‘One person who could make a difference’

The General Assembly recognized Fred Korematsu Day in Georgia to honor the man who refused to obey federal orders during World War II to turn himself in for internment as a Japanese-American. Karen Korematsu, his daughter, spoke to the Georgia Asian American & Pacific Islander Task Force at its recent Fred Korematsu Day event at the state Capitol. She said her parents never spoke of Korematsu v. the United States or the Japanese-American internment, and she first learned of them in a high school history class. She came home and asked her father. Excerpts of her remarks follow:

He said simply that it happened a long ago, that he felt what he did was right, and the government was wrong. It was that clear and simple.

For a couple of years after that, I was kind of afraid to ask my father any more questions because I could just see the pain and the hurt in his eyes. … He thought maybe, perhaps, my brother and I might be ashamed of him. So he wanted to wait for us to be a little older so we might understand. … My father, he was never angry, he was never bitter. He didn’t blame anybody. He just was waiting for his time.
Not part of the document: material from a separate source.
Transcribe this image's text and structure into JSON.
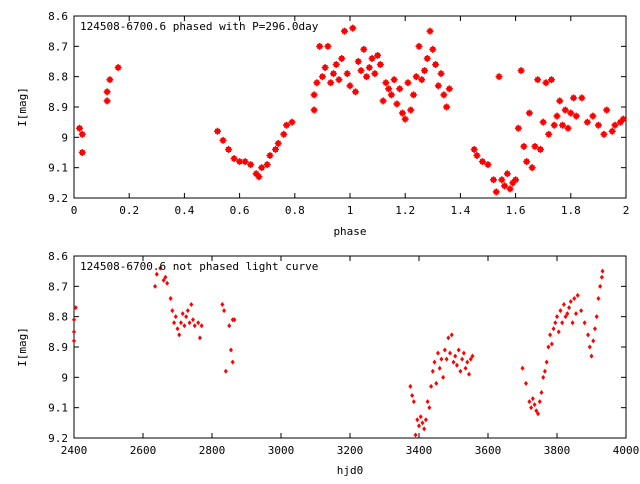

Fast forward to 1982. Professor Peter Irons writes to say he wants to talk to my father because he’s writing a book. He had some evidence. … To learn he had uncovered evidence of government misconduct that would allow my father’s case to be reopened, was unbelievable. Until that time, I did not know that my father deep down inside had always been looking for someone to help him reopen his case. But he didn’t know how to do that because attorneys cost a lot of money, and he didn’t know any attorneys.
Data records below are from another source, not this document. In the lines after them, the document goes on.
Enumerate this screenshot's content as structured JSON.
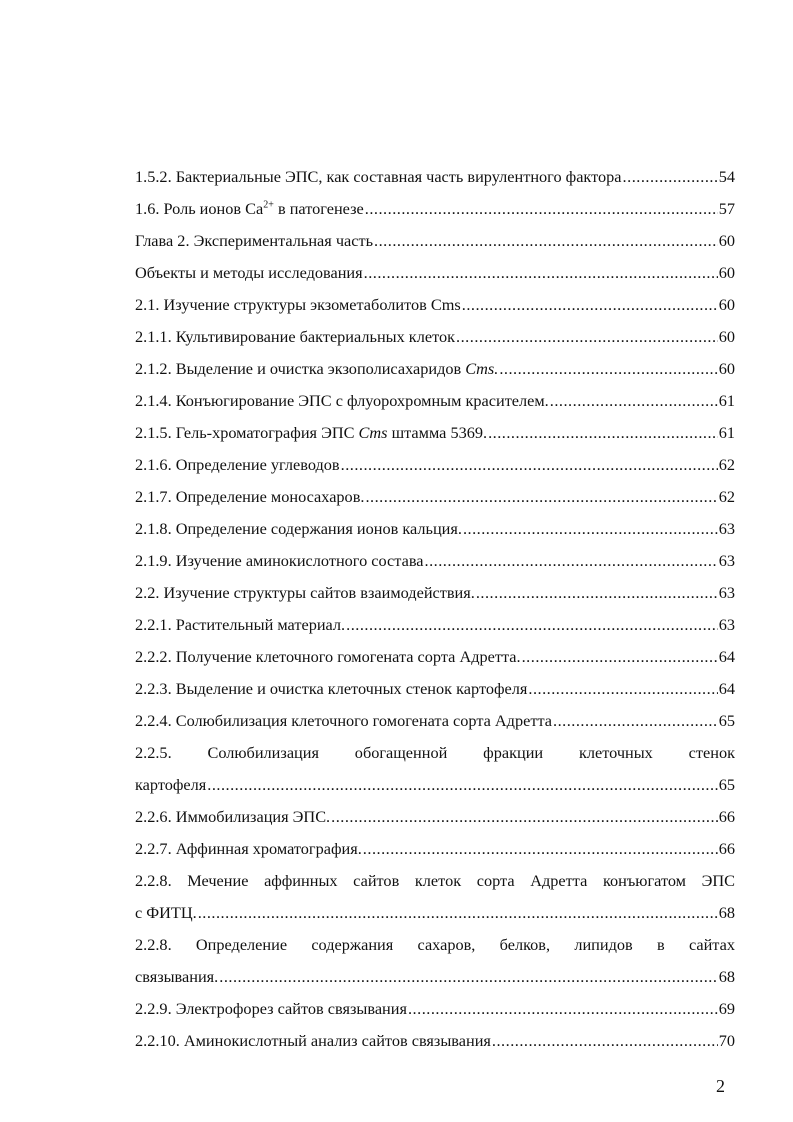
{
  "toc": {
    "entries": [
      {
        "lines": [
          [
            {
              "text": "1.5.2. Бактериальные ЭПС, как составная часть вирулентного фактора"
            }
          ]
        ],
        "page": 54
      },
      {
        "lines": [
          [
            {
              "text": "1.6. Роль ионов Ca"
            },
            {
              "text": "2+",
              "style": "sup"
            },
            {
              "text": " в патогенезе"
            }
          ]
        ],
        "page": 57
      },
      {
        "lines": [
          [
            {
              "text": "Глава 2. Экспериментальная часть"
            }
          ]
        ],
        "page": 60
      },
      {
        "lines": [
          [
            {
              "text": "Объекты и методы исследования"
            }
          ]
        ],
        "page": 60
      },
      {
        "lines": [
          [
            {
              "text": "2.1. Изучение структуры экзометаболитов Cms"
            }
          ]
        ],
        "page": 60
      },
      {
        "lines": [
          [
            {
              "text": "2.1.1. Культивирование бактериальных клеток"
            }
          ]
        ],
        "page": 60
      },
      {
        "lines": [
          [
            {
              "text": "2.1.2. Выделение и очистка экзополисахаридов "
            },
            {
              "text": "Cms.",
              "style": "italic"
            }
          ]
        ],
        "page": 60
      },
      {
        "lines": [
          [
            {
              "text": "2.1.4. Конъюгирование ЭПС с флуорохромным красителем."
            }
          ]
        ],
        "page": 61
      },
      {
        "lines": [
          [
            {
              "text": "2.1.5. Гель-хроматография ЭПС "
            },
            {
              "text": "Cms",
              "style": "italic"
            },
            {
              "text": " штамма 5369."
            }
          ]
        ],
        "page": 61
      },
      {
        "lines": [
          [
            {
              "text": "2.1.6. Определение углеводов"
            }
          ]
        ],
        "page": 62
      },
      {
        "lines": [
          [
            {
              "text": "2.1.7. Определение моносахаров."
            }
          ]
        ],
        "page": 62
      },
      {
        "lines": [
          [
            {
              "text": "2.1.8. Определение содержания ионов кальция."
            }
          ]
        ],
        "page": 63
      },
      {
        "lines": [
          [
            {
              "text": "2.1.9. Изучение аминокислотного состава"
            }
          ]
        ],
        "page": 63
      },
      {
        "lines": [
          [
            {
              "text": "2.2. Изучение структуры сайтов взаимодействия."
            }
          ]
        ],
        "page": 63
      },
      {
        "lines": [
          [
            {
              "text": "2.2.1. Растительный материал."
            }
          ]
        ],
        "page": 63
      },
      {
        "lines": [
          [
            {
              "text": "2.2.2. Получение клеточного гомогената сорта Адретта."
            }
          ]
        ],
        "page": 64
      },
      {
        "lines": [
          [
            {
              "text": "2.2.3. Выделение и очистка клеточных стенок картофеля"
            }
          ]
        ],
        "page": 64
      },
      {
        "lines": [
          [
            {
              "text": "2.2.4. Солюбилизация клеточного гомогената сорта Адретта"
            }
          ]
        ],
        "page": 65
      },
      {
        "lines": [
          [
            {
              "text": "2.2.5. Солюбилизация обогащенной фракции клеточных стенок"
            }
          ],
          [
            {
              "text": "картофеля"
            }
          ]
        ],
        "page": 65
      },
      {
        "lines": [
          [
            {
              "text": "2.2.6. Иммобилизация ЭПС."
            }
          ]
        ],
        "page": 66
      },
      {
        "lines": [
          [
            {
              "text": "2.2.7. Аффинная хроматография."
            }
          ]
        ],
        "page": 66
      },
      {
        "lines": [
          [
            {
              "text": "2.2.8. Мечение аффинных сайтов клеток сорта Адретта конъюгатом ЭПС"
            }
          ],
          [
            {
              "text": "с ФИТЦ."
            }
          ]
        ],
        "page": 68
      },
      {
        "lines": [
          [
            {
              "text": "2.2.8. Определение содержания сахаров, белков, липидов в сайтах"
            }
          ],
          [
            {
              "text": "связывания."
            }
          ]
        ],
        "page": 68
      },
      {
        "lines": [
          [
            {
              "text": "2.2.9. Электрофорез сайтов связывания"
            }
          ]
        ],
        "page": 69
      },
      {
        "lines": [
          [
            {
              "text": "2.2.10. Аминокислотный анализ сайтов связывания"
            }
          ]
        ],
        "page": 70
      }
    ],
    "page_number": 2
  }
}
If you really believe you are right, and you want not only for yourself but for this country to make a big difference – that’s the story of Fred Korematsu, of one person who could make a difference. But the Japanese-American community was not supportive once they learned what was going on. They thought if my father reopened his court case, they would lose the chance for redress and reparations. It was the same story form the time when my father took a stand in 1942 to disobey military orders. His own Japanese-American community did not support him. He was vilified from Day One. They didn’t want anything to do with him, because they thought if they associated with my father, some harm might come to them … so my father just went it alone, always. For him not to have a grudge, really says something about his character. He lived by his principles. Not everyone can say that they lived by their principles. But he truly did.

So when his conviction was overturned in 1983, he had done this not only for himself and for the Japanese-American community, but for future generations. And this weight, not only lifted off his shoulders but all those other people that been incarcerated, because they had walked around in shame all those years. No one really talked about their experiences during the Japanese-American incarceration, because after they got out of camp they just wanted to go forward and prove they were good Americans. They wanted to give back to the community, raise their families, work hard. That’s what this American dream is all about.
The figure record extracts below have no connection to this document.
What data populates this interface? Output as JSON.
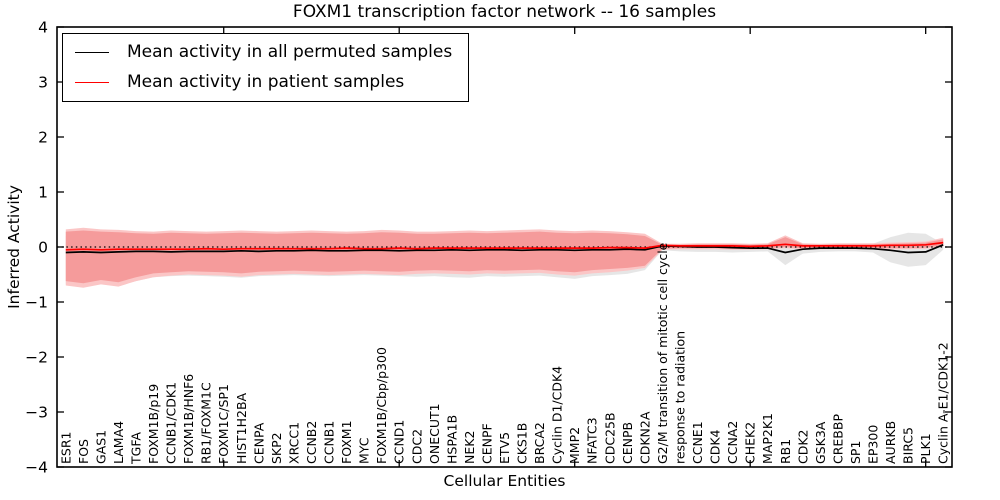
{
  "chart_data": {
    "type": "line",
    "title": "FOXM1 transcription factor network -- 16 samples",
    "xlabel": "Cellular Entities",
    "ylabel": "Inferred Activity",
    "ylim": [
      -4,
      4
    ],
    "yticks": [
      4,
      3,
      2,
      1,
      0,
      -1,
      -2,
      -3,
      -4
    ],
    "xticks": [
      10,
      20,
      30,
      40,
      50
    ],
    "grid": false,
    "legend_position": "upper left",
    "zero_reference_line": "dotted black at y=0",
    "categories": [
      "ESR1",
      "FOS",
      "GAS1",
      "LAMA4",
      "TGFA",
      "FOXM1B/p19",
      "CCNB1/CDK1",
      "FOXM1B/HNF6",
      "RB1/FOXM1C",
      "FOXM1C/SP1",
      "HIST1H2BA",
      "CENPA",
      "SKP2",
      "XRCC1",
      "CCNB2",
      "CCNB1",
      "FOXM1",
      "MYC",
      "FOXM1B/Cbp/p300",
      "CCND1",
      "CDC2",
      "ONECUT1",
      "HSPA1B",
      "NEK2",
      "CENPF",
      "ETV5",
      "CKS1B",
      "BRCA2",
      "Cyclin D1/CDK4",
      "MMP2",
      "NFATC3",
      "CDC25B",
      "CENPB",
      "CDKN2A",
      "G2/M transition of mitotic cell cycle",
      "response to radiation",
      "CCNE1",
      "CDK4",
      "CCNA2",
      "CHEK2",
      "MAP2K1",
      "RB1",
      "CDK2",
      "GSK3A",
      "CREBBP",
      "SP1",
      "EP300",
      "AURKB",
      "BIRC5",
      "PLK1",
      "Cyclin A-E1/CDK1-2"
    ],
    "series": [
      {
        "name": "Mean activity in all permuted samples",
        "color": "#000000",
        "values": [
          -0.1,
          -0.09,
          -0.1,
          -0.09,
          -0.08,
          -0.08,
          -0.09,
          -0.08,
          -0.08,
          -0.08,
          -0.07,
          -0.08,
          -0.07,
          -0.07,
          -0.06,
          -0.07,
          -0.07,
          -0.06,
          -0.06,
          -0.07,
          -0.06,
          -0.06,
          -0.05,
          -0.06,
          -0.05,
          -0.05,
          -0.06,
          -0.05,
          -0.05,
          -0.06,
          -0.05,
          -0.05,
          -0.04,
          -0.05,
          0.02,
          0.01,
          0.0,
          0.0,
          -0.01,
          -0.02,
          -0.02,
          -0.1,
          -0.04,
          -0.02,
          -0.02,
          -0.02,
          -0.03,
          -0.06,
          -0.1,
          -0.09,
          0.04
        ]
      },
      {
        "name": "Mean activity in patient samples",
        "color": "#ff0000",
        "values": [
          -0.05,
          -0.04,
          -0.05,
          -0.04,
          -0.04,
          -0.04,
          -0.04,
          -0.04,
          -0.03,
          -0.04,
          -0.03,
          -0.03,
          -0.03,
          -0.03,
          -0.03,
          -0.03,
          -0.02,
          -0.03,
          -0.03,
          -0.02,
          -0.03,
          -0.02,
          -0.02,
          -0.02,
          -0.02,
          -0.02,
          -0.02,
          -0.02,
          -0.02,
          -0.02,
          -0.02,
          -0.01,
          -0.01,
          -0.02,
          0.03,
          0.02,
          0.02,
          0.02,
          0.02,
          0.01,
          0.02,
          0.05,
          0.02,
          0.02,
          0.02,
          0.02,
          0.02,
          0.03,
          0.03,
          0.04,
          0.08
        ]
      }
    ],
    "bands": [
      {
        "name": "permuted-range",
        "color": "#e6e6e6",
        "upper": [
          0.2,
          0.22,
          0.2,
          0.2,
          0.19,
          0.18,
          0.19,
          0.19,
          0.18,
          0.19,
          0.19,
          0.19,
          0.18,
          0.19,
          0.19,
          0.19,
          0.18,
          0.19,
          0.2,
          0.19,
          0.18,
          0.18,
          0.19,
          0.19,
          0.18,
          0.19,
          0.19,
          0.2,
          0.19,
          0.18,
          0.19,
          0.18,
          0.17,
          0.15,
          0.05,
          0.05,
          0.05,
          0.05,
          0.05,
          0.05,
          0.05,
          0.06,
          0.05,
          0.05,
          0.05,
          0.05,
          0.06,
          0.18,
          0.26,
          0.24,
          0.06
        ],
        "lower": [
          -0.68,
          -0.72,
          -0.66,
          -0.7,
          -0.62,
          -0.55,
          -0.53,
          -0.52,
          -0.53,
          -0.54,
          -0.56,
          -0.53,
          -0.52,
          -0.51,
          -0.52,
          -0.53,
          -0.52,
          -0.51,
          -0.52,
          -0.53,
          -0.54,
          -0.53,
          -0.55,
          -0.56,
          -0.53,
          -0.54,
          -0.53,
          -0.52,
          -0.55,
          -0.58,
          -0.53,
          -0.51,
          -0.49,
          -0.42,
          -0.06,
          -0.08,
          -0.09,
          -0.09,
          -0.1,
          -0.09,
          -0.08,
          -0.33,
          -0.12,
          -0.09,
          -0.08,
          -0.08,
          -0.1,
          -0.28,
          -0.36,
          -0.33,
          -0.05
        ]
      },
      {
        "name": "patient-range-outer",
        "color": "#fbc6c6",
        "upper": [
          0.32,
          0.35,
          0.32,
          0.31,
          0.29,
          0.28,
          0.3,
          0.29,
          0.28,
          0.29,
          0.3,
          0.29,
          0.28,
          0.29,
          0.3,
          0.29,
          0.28,
          0.29,
          0.31,
          0.3,
          0.28,
          0.28,
          0.29,
          0.3,
          0.29,
          0.3,
          0.31,
          0.32,
          0.3,
          0.29,
          0.3,
          0.29,
          0.27,
          0.24,
          0.06,
          0.06,
          0.07,
          0.07,
          0.07,
          0.06,
          0.07,
          0.21,
          0.07,
          0.06,
          0.07,
          0.07,
          0.07,
          0.08,
          0.09,
          0.1,
          0.17
        ],
        "lower": [
          -0.7,
          -0.74,
          -0.68,
          -0.72,
          -0.62,
          -0.55,
          -0.52,
          -0.5,
          -0.51,
          -0.52,
          -0.54,
          -0.51,
          -0.5,
          -0.49,
          -0.5,
          -0.51,
          -0.5,
          -0.49,
          -0.5,
          -0.51,
          -0.49,
          -0.48,
          -0.49,
          -0.5,
          -0.48,
          -0.49,
          -0.48,
          -0.47,
          -0.5,
          -0.52,
          -0.48,
          -0.46,
          -0.43,
          -0.38,
          -0.05,
          -0.04,
          -0.04,
          -0.04,
          -0.05,
          -0.05,
          -0.04,
          -0.02,
          -0.04,
          -0.04,
          -0.04,
          -0.04,
          -0.04,
          -0.04,
          -0.04,
          -0.03,
          0.01
        ]
      },
      {
        "name": "patient-range-inner",
        "color": "#f59b9b",
        "upper": [
          0.28,
          0.3,
          0.28,
          0.27,
          0.25,
          0.24,
          0.26,
          0.25,
          0.24,
          0.25,
          0.26,
          0.25,
          0.24,
          0.25,
          0.26,
          0.25,
          0.24,
          0.25,
          0.27,
          0.26,
          0.24,
          0.24,
          0.25,
          0.26,
          0.25,
          0.26,
          0.27,
          0.28,
          0.26,
          0.25,
          0.26,
          0.25,
          0.23,
          0.2,
          0.04,
          0.04,
          0.05,
          0.05,
          0.05,
          0.04,
          0.05,
          0.18,
          0.05,
          0.04,
          0.05,
          0.05,
          0.05,
          0.06,
          0.07,
          0.08,
          0.14
        ],
        "lower": [
          -0.62,
          -0.66,
          -0.6,
          -0.64,
          -0.55,
          -0.48,
          -0.46,
          -0.44,
          -0.45,
          -0.46,
          -0.48,
          -0.45,
          -0.44,
          -0.43,
          -0.44,
          -0.45,
          -0.44,
          -0.43,
          -0.44,
          -0.45,
          -0.43,
          -0.42,
          -0.43,
          -0.44,
          -0.42,
          -0.43,
          -0.42,
          -0.41,
          -0.44,
          -0.46,
          -0.42,
          -0.4,
          -0.38,
          -0.34,
          -0.03,
          -0.02,
          -0.02,
          -0.02,
          -0.03,
          -0.03,
          -0.02,
          0.0,
          -0.02,
          -0.02,
          -0.02,
          -0.02,
          -0.02,
          -0.02,
          -0.02,
          -0.01,
          0.03
        ]
      }
    ]
  }
}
When my father’s case was overturned, he could have said, OK, none of you ever supported me, none of the Japanese-American community supported me. But he was not like that. He was shy, but … he realized that education was important, that in order for something like the Japanese-American internment not to happen again, he had to keep speaking out. So that’s why he crisscrossed the United States and spoke to whomever invited him. He really wanted to make a difference, and that’s why he received the 1998 Presidential Medal of Freedom.